This article was recently in the St. Catharines Standard talking about leaders in our Community.


Leadership requires more than a title

– Donald Quinn Dillon

True leadership comes from business and the community, not politics.

Elections are an exercise in looking for true leadership. During campaigns, I often feel disappointed at the display of some belligerent candidates spouting like emotionally frustrated toddlers.

These would-be political leaders are asking to be entrusted with hundreds of thousands – or even millions – of dollars and yet in an open debate may display discourteous and immature behaviour. As a result, the key issues at hand are subverted to the hooting and hollering of the irate candidates. They seem somehow convinced that we, the voters, will be impressed by this display.

Do Canadians watch Saturday night hockey for the expertise displayed in the game or to see a fight break out? In the same vein, are citizens looking for a real leader or do they wish to be entertained by a Saturday night slug-fest?

Although there are many diligent civil servants, I would suggest the hot-headed candidates model themselves after people displaying real leadership in our local businesses and community. These leaders are not elected, but must continually work to earn the trust and confidence of their organization, the marketplace and the community, whether they come with an official title or not.

These leaders must earn the position through visionary leadership and a solid history of taking decisive action. And when business leaders don’t live up to their promises, the marketplace makes a sharp statement by taking their dollars elsewhere. In business, strong leadership is mandatory.

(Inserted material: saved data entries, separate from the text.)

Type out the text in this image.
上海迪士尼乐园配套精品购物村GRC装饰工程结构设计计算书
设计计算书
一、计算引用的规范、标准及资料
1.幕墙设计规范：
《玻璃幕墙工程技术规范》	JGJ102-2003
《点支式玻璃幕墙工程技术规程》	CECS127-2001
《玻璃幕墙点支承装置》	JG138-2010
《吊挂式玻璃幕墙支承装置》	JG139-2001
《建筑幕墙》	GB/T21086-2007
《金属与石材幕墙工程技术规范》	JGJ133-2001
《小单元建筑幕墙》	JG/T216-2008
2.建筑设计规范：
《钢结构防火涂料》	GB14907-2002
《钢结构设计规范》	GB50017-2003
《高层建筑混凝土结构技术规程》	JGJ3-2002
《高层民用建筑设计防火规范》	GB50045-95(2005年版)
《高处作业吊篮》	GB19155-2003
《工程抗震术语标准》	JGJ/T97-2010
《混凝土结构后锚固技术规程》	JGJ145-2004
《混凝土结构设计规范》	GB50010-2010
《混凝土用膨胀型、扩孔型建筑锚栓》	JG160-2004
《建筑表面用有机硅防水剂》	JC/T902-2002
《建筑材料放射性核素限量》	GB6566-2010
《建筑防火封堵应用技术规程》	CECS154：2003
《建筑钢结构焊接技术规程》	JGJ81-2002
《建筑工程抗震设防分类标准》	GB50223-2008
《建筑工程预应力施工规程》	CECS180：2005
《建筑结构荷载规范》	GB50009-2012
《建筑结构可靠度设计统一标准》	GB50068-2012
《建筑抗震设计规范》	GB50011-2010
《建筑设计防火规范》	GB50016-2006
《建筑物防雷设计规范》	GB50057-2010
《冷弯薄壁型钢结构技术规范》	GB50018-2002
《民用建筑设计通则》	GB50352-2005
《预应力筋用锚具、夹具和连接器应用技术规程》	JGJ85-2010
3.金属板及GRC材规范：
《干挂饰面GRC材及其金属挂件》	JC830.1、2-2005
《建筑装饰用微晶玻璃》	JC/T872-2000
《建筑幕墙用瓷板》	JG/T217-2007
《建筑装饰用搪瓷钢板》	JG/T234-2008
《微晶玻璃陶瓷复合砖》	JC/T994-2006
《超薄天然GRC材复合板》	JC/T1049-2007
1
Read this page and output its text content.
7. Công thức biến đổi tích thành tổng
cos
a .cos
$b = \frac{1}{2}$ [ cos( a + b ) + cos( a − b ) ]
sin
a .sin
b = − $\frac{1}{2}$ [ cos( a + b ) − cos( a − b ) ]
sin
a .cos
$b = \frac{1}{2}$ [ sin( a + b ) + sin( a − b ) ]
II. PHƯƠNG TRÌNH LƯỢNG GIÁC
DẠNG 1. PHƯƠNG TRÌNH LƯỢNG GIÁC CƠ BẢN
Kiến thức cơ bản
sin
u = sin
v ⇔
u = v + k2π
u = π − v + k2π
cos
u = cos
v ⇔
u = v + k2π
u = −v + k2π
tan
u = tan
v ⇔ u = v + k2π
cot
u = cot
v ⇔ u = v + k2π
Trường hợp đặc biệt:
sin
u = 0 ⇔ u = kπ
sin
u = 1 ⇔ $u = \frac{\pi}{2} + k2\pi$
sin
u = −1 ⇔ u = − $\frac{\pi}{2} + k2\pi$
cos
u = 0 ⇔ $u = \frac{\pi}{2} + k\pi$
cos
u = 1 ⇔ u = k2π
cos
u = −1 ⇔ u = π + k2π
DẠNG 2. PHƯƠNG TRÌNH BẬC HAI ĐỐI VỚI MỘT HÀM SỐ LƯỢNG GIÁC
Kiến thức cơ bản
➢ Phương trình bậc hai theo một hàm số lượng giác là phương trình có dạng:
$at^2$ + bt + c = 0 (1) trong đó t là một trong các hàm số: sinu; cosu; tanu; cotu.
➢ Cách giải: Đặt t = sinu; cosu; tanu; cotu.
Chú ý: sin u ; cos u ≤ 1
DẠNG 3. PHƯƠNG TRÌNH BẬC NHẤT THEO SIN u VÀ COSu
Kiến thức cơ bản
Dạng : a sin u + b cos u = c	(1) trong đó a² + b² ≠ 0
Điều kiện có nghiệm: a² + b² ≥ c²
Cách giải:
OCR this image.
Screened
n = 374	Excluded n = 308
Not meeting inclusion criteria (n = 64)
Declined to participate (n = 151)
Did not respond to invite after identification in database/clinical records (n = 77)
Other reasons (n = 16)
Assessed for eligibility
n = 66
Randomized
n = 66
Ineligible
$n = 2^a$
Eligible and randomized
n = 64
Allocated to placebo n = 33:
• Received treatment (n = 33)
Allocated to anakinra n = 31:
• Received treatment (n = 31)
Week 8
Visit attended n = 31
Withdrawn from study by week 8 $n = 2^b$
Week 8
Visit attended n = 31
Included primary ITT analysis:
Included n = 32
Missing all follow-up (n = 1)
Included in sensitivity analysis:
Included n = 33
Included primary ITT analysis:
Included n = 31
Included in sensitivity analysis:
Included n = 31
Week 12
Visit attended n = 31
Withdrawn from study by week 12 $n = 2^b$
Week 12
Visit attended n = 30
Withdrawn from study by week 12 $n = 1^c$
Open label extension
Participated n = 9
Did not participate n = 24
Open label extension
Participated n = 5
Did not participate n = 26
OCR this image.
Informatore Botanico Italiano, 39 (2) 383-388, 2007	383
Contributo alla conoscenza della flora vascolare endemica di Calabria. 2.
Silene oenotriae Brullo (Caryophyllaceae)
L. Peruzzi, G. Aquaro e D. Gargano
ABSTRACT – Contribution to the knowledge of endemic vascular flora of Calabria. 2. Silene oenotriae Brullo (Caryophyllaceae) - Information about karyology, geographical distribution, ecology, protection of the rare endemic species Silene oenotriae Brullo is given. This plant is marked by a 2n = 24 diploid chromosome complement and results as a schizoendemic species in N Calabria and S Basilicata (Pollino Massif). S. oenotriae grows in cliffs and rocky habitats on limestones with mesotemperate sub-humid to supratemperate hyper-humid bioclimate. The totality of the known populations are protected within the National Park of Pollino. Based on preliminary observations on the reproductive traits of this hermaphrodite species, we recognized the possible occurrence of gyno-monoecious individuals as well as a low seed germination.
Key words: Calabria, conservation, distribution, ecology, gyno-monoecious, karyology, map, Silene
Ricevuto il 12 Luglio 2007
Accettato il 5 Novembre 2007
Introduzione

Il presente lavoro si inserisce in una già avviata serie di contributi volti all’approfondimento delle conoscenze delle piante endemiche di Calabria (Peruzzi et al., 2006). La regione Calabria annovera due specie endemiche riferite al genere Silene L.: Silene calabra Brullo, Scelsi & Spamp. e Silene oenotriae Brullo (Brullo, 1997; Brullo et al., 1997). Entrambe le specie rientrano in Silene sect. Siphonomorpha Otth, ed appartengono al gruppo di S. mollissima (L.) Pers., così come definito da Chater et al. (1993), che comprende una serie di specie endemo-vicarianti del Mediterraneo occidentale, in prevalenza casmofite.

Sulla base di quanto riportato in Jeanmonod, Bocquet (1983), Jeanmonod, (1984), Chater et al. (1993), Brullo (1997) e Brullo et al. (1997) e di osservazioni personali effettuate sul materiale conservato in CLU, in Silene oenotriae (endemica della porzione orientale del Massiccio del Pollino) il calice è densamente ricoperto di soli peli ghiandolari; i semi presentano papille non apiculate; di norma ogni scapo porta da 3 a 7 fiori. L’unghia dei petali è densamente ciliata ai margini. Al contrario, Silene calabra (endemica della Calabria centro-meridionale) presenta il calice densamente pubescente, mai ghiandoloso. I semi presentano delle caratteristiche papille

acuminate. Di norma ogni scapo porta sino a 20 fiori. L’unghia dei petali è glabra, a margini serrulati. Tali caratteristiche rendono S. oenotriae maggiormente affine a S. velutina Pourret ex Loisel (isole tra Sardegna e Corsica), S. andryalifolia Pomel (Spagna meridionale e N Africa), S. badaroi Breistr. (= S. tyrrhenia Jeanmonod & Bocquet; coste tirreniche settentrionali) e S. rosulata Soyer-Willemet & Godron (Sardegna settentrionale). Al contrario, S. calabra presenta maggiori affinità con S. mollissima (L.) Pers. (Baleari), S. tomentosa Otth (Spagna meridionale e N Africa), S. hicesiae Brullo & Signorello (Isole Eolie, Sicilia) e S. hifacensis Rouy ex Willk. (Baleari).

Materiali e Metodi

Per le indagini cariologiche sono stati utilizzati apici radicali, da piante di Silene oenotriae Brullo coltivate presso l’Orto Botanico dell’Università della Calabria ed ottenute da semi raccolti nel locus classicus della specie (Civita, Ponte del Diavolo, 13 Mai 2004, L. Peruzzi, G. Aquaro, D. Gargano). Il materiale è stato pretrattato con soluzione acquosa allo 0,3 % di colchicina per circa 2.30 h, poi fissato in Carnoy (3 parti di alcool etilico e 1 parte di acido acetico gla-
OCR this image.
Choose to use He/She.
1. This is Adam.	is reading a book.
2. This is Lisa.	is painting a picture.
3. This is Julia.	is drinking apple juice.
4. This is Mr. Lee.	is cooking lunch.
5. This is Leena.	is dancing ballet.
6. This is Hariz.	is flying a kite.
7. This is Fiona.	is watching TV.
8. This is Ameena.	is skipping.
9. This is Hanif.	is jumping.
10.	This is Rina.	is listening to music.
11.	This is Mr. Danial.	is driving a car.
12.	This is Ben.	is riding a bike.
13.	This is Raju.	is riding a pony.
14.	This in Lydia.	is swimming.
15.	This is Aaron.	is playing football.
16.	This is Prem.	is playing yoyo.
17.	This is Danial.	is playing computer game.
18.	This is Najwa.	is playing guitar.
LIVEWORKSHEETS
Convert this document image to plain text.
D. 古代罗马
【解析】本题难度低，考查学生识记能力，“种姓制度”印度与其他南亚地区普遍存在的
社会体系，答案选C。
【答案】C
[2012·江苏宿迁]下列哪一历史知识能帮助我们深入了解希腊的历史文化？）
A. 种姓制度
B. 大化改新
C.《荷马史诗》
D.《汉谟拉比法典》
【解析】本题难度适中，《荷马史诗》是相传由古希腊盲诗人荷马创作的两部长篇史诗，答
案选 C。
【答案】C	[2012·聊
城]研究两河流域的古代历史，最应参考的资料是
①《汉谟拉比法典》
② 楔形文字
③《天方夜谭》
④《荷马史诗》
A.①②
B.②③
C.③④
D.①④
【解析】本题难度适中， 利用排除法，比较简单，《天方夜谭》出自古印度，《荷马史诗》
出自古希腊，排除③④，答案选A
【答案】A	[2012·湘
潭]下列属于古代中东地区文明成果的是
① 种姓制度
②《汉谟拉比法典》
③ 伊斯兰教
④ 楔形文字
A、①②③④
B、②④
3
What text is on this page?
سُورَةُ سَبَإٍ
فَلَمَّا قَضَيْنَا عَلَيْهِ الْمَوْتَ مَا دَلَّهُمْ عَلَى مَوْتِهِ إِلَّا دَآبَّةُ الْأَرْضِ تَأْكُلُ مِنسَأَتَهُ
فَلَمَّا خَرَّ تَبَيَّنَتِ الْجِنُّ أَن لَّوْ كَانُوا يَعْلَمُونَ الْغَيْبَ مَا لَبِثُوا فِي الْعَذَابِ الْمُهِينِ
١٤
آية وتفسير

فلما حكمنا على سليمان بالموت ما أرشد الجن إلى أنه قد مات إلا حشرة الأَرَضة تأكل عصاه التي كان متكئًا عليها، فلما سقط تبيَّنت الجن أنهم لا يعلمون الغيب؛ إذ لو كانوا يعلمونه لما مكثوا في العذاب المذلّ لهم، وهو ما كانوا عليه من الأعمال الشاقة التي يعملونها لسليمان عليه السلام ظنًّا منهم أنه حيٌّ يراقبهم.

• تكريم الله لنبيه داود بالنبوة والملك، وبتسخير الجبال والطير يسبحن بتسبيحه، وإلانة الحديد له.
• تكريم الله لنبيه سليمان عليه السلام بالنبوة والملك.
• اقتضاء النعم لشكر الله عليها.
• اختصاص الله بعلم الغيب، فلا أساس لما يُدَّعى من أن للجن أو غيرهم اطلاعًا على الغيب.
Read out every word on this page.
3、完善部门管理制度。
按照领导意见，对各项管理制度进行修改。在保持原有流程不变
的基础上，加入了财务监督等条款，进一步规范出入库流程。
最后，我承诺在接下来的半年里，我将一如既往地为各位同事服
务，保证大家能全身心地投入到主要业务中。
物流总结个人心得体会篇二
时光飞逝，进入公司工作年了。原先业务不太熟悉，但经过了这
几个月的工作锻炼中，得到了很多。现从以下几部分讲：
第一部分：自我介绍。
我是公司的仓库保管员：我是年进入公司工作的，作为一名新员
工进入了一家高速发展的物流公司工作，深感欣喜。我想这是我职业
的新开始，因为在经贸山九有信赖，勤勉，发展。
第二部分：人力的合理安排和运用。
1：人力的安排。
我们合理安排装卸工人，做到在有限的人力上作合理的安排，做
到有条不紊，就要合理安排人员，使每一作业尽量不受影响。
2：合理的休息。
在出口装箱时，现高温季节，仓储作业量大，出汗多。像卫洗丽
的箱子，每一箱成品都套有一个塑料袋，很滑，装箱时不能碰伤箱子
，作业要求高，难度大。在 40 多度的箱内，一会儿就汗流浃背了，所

Some businesses go outside of their own concerns for profit and productivity to become leaders in the community. St. Catharines real estate broker Timothy Salisbury has launched a “will sell real estate for food” campaign, donating $100.00 to the Community Care of St. Catharines and Thorold for every house sold between October 1st and December 15th, 2007.

Walker Industries, our local waste management company, contributes resources to many local charities and causes. Walker initiated an EARTH 1st program to provide an environmental mandate to its workplace ethic. Imagine a waste management company with green initiatives!

Rankin Construction has actively organized and contributed to a number of local projects benefiting the people of Niagara, including the Rankin Run for Cancer.

Recently Rankin was granted a contract for a plan that will use water from the Welland Canal to generate electricity. Three power station generators situated at locks in the canal will generate enough megawatts of power to supply 5,000 homes. This is the equivalent of taking 8,420 cars off the road, or preventing the injection of 38,900 tonnes of greenhouse gases into the air.

Jane Hanlon, project co-ordinator for community group Climate Action Now and a fellow Niagara Voice, organized an urban tree-planting campaign. Her group of volunteers went door to door, urging residents to ask the city for “street trees,” those planted in front of residential properties on municipal land.

Hanlon’s group is educating the public about this free, beneficial service offered by the municipality in an effort to bring more tree cover to the city. Community benefits include decreased energy requirements for heating/cooling our homes, more available oxygen and clean air, and better eco-systems for local birds and other fauna.

Will these businesses, organizations and people benefit financially from their goodwill and public exposure for good deeds done? Maybe, but so what? Good work is being done for local people by local people. These individuals and businesses are not waiting for regulations or incentives to make a real difference in our community. They are showing strong leadership and making it happen.

Leadership requires more than a title or a position in office. It requires emotional maturity and a clear vision for the common good, coupled with decisive action.

Donald Quinn Dillon is a St. Catharines massage therapist, speaker, and author of two books and over 50 articles in the massage therapy industry. He is a member of The Standard’s community editorial board.